How to Serve Sencha Tea
Sencha is usually sold as a loose-leaf tea. To brew sencha at home, you’ll need a kettle full of water and a traditional teapot. If you don’t have a teapot, you can make sencha in any heat-resistant container; just make sure you have a strainer on hand.
- Boil the water. You want your water to be just below boiling temperature when you introduce the tea leaves. The best way to accomplish this is to boil the water in a kettle and pour it into the teapot; it will cool down slightly in the process.
- Set up your tea station. Part of the enjoyment of Japanese comes from the brewing ritual. While the water is boiling, set out your teapot, choose your cups, and take a moment to relax your mind.
- Fill the teapot. Once your water comes to a boil, fill the teapot to a point just below the opening for the spout. If you fill the teapot any higher, some of the water will be trapped in the spout and won’t be infused with the tea leaves, resulting in a weaker overall brew.
- Add the leaves. You can use as much sencha as you like, but most people start with one teaspoon for every cup that is to be served. More sencha means more caffeine; use this knowledge to adjust the amount of energy in your cup.
- Cover the teapot. Let your sencha steep for about 1 minute. Brewing tea is a delicate balance; a longer steeping time results in a stronger brew, but it also might create an acidic flavor. Pay attention to the way the tea smells, and you will eventually know exactly when it is done.
- Pour the tea. Don’t fill the cups one at a time. Instead, pour a little in each cup, then go back and add more in even amounts. The tea at the top of the pot is weaker than the tea at the bottom, so this process makes sure everyone gets the same taste in their cup.
- Enjoy your drink.
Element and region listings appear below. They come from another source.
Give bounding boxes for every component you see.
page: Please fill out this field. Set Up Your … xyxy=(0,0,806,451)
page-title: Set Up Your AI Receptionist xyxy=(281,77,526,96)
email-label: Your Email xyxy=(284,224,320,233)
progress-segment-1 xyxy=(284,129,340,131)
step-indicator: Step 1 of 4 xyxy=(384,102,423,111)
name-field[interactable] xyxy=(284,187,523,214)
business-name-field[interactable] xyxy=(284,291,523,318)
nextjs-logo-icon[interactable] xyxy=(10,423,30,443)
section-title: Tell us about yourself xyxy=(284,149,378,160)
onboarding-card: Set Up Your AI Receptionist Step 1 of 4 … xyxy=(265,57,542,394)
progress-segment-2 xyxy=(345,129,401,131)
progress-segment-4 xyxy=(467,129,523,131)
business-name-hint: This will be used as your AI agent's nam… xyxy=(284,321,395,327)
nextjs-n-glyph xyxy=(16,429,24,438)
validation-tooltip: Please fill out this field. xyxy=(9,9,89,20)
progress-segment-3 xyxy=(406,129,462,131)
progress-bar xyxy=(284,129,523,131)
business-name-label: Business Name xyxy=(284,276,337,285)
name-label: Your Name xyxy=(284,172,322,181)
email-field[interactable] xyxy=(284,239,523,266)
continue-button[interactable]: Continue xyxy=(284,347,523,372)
You might need to wait a second for the tea to cool down, but you can enjoy the delicious smell right away. Good sencha tea is bright green and slightly cloudly, and the steam should have notes of green fields and springtime.
You can adjust your sencha brewing method to fit the tools you use and the way you like your drink. Whatever you do, don’t boil the sencha leaves directly in water – the result will be a burnt and bitter taste with bits of leaves floating in your cup.
After you’re done, don’t forget to rinse out your pot and set it nicely on the shelf. Leftover tea can be saved for iced tea, sencha smoothies, or anything else you want to make. Cover your unused sencha leaves immediately to preserve the flavors inside.
Is sencha tea made from normal green tea?
Like other types of green tea, sencha is harvested from the Camellia Sinesis plant. Sencha leaves are typically harvested early and steamed before they are dried, rolled, and packaged for shipping.
Does sencha tea come in a powder form?
Sencha tea is usually sold as loose-leaf tea. The leaves are steamed, dried, and rolled, which creates a distinctive needle-like shape. Most powdered green tea is probably matcha, which is meant to be served with a very different brewing process.